For the U.S. occupation of Haiti, we referred to Mr. Hudson’s “Bankers and Empire: How Wall Street Colonized the Caribbean,” including his research into Wall Street’s exploits in the Caribbean and his thoughts on the lasting legacy of the occupation.
We also referred to Dana Munro’s “Intervention and Dollar Diplomacy in the Caribbean, 1900-1921” and “The United States and the Caribbean Republics, 1921-1933” for the financial aspects of American foreign policy in the region.
Yveline Alexis, and her book, “Haiti Fights Back: The Life and Legacy of Charlemagne Péralte,” added to our understanding of Haitian resistance to the occupation.

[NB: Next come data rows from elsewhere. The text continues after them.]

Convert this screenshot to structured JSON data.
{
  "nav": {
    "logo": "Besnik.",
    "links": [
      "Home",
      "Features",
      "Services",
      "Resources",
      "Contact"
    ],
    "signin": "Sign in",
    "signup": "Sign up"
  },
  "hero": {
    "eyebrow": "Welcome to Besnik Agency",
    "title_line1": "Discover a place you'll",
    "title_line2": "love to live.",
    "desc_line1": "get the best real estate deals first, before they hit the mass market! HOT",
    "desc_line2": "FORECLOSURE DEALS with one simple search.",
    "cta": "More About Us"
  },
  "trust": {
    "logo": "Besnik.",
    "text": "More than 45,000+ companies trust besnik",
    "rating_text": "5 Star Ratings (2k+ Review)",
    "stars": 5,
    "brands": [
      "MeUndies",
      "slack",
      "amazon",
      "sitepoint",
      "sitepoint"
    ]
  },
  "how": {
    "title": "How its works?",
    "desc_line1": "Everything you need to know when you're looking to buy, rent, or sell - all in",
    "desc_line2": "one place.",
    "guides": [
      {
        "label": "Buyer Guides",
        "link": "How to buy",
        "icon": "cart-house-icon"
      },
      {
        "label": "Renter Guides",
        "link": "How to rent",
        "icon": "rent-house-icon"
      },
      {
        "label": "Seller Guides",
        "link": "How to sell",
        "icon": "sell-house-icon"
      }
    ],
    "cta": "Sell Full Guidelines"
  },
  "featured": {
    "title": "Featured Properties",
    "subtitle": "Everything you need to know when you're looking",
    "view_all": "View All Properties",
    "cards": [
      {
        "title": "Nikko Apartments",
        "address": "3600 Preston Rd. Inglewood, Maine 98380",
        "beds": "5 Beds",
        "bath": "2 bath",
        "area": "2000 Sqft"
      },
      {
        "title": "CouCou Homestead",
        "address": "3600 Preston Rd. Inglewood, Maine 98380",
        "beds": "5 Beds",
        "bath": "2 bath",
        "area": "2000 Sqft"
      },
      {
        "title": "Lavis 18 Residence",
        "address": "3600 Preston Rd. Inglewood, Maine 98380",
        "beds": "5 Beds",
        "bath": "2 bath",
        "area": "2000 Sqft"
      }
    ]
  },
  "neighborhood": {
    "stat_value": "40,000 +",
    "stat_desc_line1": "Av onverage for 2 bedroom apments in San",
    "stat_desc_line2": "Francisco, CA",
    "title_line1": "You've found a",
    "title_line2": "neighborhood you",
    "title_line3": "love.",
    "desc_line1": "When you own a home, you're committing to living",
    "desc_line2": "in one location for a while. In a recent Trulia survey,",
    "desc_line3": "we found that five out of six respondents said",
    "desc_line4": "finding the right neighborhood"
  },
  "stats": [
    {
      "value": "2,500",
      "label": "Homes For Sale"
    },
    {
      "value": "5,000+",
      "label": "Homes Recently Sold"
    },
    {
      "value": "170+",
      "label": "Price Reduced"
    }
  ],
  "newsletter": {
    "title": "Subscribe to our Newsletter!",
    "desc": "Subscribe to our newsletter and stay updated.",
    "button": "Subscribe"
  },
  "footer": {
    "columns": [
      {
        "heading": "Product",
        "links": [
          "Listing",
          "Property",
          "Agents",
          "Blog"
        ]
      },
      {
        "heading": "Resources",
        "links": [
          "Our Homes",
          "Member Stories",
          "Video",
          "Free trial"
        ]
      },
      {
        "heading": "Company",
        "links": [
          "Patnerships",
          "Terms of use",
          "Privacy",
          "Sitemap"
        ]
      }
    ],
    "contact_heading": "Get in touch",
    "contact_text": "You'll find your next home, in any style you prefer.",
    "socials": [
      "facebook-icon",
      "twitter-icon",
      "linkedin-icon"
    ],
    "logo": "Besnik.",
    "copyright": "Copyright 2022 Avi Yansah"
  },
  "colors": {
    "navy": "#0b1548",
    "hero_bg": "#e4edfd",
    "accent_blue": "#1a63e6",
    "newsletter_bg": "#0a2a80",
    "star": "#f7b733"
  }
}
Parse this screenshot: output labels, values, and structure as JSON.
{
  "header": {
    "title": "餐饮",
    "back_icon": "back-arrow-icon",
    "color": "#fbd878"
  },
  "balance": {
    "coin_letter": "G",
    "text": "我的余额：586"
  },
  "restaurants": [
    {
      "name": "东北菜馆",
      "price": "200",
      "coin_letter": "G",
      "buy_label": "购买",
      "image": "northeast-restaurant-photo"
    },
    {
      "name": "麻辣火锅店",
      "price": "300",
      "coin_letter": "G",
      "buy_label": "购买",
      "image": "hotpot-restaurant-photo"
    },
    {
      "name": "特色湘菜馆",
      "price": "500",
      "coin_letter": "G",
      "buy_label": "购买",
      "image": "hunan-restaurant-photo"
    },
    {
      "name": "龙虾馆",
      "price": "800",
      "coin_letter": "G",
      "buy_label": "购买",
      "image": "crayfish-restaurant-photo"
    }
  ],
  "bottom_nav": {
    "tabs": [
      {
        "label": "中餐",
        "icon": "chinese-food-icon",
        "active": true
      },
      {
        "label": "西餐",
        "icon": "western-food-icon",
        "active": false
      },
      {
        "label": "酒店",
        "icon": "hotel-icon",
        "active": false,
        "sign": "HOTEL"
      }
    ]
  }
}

James Weldon Johnson’s “Self-Determining Haiti,” four articles published in The Nation in 1920, also explored the early years of occupation.
We drew from other accounts of the occupation, including Hans Schmidt’s “The United States Occupation of Haiti, 1915-1934,” Patrick Bellegarde-Smith’s “Haiti: The Breached Citadel,” and Mr. Dubois’s “Haiti: The Aftershocks of History.” Other works we referred to included Suzy Castor’s “L’Occupation Américaine d’Haïti”; Raymond Leslie Buell’s “The American Occupation of Haiti”; Roger Gaillard’s “Les Blancs Débarquent, Hinche Mise en Crois, 1917-1918”; Brenda Gayle Plummer’s “Haiti and the Great Powers, 1902-1915”; and Jonathan M. Katz’s “Gangsters of Capitalism: Smedley Butler, the Marines, and the Making and Breaking of America’s Empire”; which offered an account of events in Haiti from the perspective of an American marine.
For our research into the Duvalier era, we relied on works by Bernard Diederich, “The Price of Blood: History of Repression and Rebellion in Haiti Under Dr. François Duvalier, 1957-1961”; and “Papa Doc and The Tonton Macoutes,” which he wrote with Al Burt. We also referred to James Ferguson’s “Papa Doc, Baby Doc: Haiti and the Duvaliers,” and Mats Lundahl’s “Peasants and Poverty: A Study of Haiti.” For deeper analysis of Duvalier’s predatory government and its links to previous governments, we turned to Michel-Rolph Trouillot’s “Haiti: State Against Nation: The Origins and Legacy of Duvalierism.”
Much of the work on President Jean-Bertrand Aristide’s 2003 campaign, and his ouster, was collected through dozens of interviews, firsthand accounts and newspaper articles from that era. But for additional background and analysis, we drew from Peter Hallward’s “Damming the Flood: Haiti, Aristide, and the Politics of Containment,” Randall Robinson’s “An Unbroken Agony: Haiti, From Revolution to the Kidnapping of a President,” and Hilary McD. Beckles’s “Britain’s Black Debt: Reparations for Caribbean Slavery and Native Genocide.”